Since FY12, the Legislature has increased funding for substance use disorder services to unprecedented levels and passed two landmark bills to help address this public health epidemic. This year’s budget makes notable investments related to behavioral health and addiction, including $144 million for the Bureau of Substance Abuse Services (BSAS), almost $4 million above projected FY17 spending. The budget also proposes changing the name of BSAS to the Bureau of Substance Addiction Services in recognition that addiction is a health issue and should be treated as such. Additional priority provisions include:

● $1 million for new substance addiction beds;

● Funds to open two new recovery centers for family supports;

● $1 million for the purchase of 15,000 new doses of Narcan and $1 million for extended release naltrexone for first responders;

● $5 million increase for the Department of Corrections’ Alcohol and Substance Abuse Center;

● $1 million to continue the Massachusetts Access to Recovery assistance program after a 5 year federal grant expired.

Additionally, through the amendment process, I secured $200,000 to further support Project RIGHT, a non-profit that provides substance use and trauma outreach, prevention and intervention services for at-risk youth in the Grove Hall area of Boston. In terms of local programming, I also helped secure:

● $150,000 for Dimock Community Health Center to provide counseling and treatment for individuals suffering from behavioral health challenges;

● $100,000 for Community Servings to provide families with medically and culturally appropriate, free home-delivered meals, nutrition education, and workforce development opportunities for people battling chronic illness, including substance use disorder;

● $100,000 for school-based trauma counseling for youth struggling and many of whom are unable to see a provider outside of school.

The House continues the emphasis on providing increased access to permanent housing options. The caseload for hotels and motels is expected to zero out by the end of this fiscal year and projections indicate that caseloads for emergency assistance will return to pre-recession levels. The House’s spending plan invests $18 million in new funding for homelessness including:

● $100 million for the Massachusetts Rental Voucher Program;

● $15 million for residential assistance for families in transition;

● $6.5 million for the Department of Mental Health rental assistance;

● $46.2 for homeless individuals.

After healthcare spending and local aid, the budget for developmental services receives the largest increase in the House’s spending bill. Given the growing and changing need for developmental services this budget funds a $87 million increase bringing spending to more than $1.9 billion for these critical programs.

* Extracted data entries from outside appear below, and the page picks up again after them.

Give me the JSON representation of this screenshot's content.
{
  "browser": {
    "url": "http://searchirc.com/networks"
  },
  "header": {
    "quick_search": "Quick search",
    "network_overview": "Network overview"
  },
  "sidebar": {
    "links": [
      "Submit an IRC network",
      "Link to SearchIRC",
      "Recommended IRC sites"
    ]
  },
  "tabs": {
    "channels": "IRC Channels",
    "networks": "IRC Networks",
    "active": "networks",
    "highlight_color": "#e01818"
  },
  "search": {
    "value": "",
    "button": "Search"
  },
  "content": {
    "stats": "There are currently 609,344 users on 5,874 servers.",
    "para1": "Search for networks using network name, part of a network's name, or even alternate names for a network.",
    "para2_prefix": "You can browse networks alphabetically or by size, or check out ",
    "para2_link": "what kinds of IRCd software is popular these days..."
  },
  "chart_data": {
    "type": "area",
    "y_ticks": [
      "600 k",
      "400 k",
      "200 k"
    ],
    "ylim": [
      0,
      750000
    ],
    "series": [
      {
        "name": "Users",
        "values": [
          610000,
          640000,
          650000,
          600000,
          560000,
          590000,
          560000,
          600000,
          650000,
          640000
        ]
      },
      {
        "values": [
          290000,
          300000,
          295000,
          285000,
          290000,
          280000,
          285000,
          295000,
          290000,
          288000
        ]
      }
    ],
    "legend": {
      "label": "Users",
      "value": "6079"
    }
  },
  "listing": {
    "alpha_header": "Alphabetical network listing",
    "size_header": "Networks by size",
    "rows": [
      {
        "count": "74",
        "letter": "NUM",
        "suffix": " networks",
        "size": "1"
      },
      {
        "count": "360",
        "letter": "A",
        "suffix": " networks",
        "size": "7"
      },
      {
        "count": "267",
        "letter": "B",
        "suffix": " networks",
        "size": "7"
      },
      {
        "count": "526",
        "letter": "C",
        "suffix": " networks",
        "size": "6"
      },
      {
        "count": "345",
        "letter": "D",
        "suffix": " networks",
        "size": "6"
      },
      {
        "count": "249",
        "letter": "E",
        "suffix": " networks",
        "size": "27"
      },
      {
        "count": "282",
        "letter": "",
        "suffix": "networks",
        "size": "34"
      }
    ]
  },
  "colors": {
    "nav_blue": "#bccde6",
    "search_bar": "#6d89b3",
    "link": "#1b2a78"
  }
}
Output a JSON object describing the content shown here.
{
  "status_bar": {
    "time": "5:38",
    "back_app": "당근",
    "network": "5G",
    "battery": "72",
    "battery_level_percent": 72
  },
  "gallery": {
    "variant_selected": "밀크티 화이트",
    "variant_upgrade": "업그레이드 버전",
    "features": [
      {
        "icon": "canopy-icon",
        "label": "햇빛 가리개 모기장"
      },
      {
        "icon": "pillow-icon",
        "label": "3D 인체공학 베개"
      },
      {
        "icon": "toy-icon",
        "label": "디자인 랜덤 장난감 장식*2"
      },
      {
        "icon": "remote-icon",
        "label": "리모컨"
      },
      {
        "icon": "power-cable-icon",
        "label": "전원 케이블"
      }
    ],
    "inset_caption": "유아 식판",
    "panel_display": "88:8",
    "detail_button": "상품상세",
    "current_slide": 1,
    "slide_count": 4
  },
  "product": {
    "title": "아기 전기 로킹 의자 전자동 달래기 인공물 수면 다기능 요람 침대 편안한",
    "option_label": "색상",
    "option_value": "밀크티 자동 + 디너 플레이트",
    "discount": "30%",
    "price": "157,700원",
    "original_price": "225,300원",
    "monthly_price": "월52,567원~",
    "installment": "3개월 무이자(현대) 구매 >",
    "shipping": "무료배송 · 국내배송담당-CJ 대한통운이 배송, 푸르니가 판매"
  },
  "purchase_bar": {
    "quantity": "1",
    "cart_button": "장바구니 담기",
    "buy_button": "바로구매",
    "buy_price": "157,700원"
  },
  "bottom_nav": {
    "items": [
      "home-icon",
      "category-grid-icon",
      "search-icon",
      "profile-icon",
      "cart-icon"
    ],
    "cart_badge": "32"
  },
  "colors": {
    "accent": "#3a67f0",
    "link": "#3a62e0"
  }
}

Finally, the budget creates a tax credit for businesses that hire veterans. Eligible businesses would receive $2,000 per year for the first two years of a veteran’s employment. This provision enhances the Commonwealth’s reputation as a national leader in providing benefits to military personnel, veterans and their families. And in anticipation of a criminal justice reform bill later in the session, the budget includes $3.5 million to fund recommendations made by the Council on State Government.

The budget is now being considered by the Senate with debate expected the week of May 22. After each chamber approved its version, a conference committee will be named to resolve differences between the House and Senate and produce a final legislative budget. The Governor will have ten days to review the budget and return his vetoes and recommendations for amendment.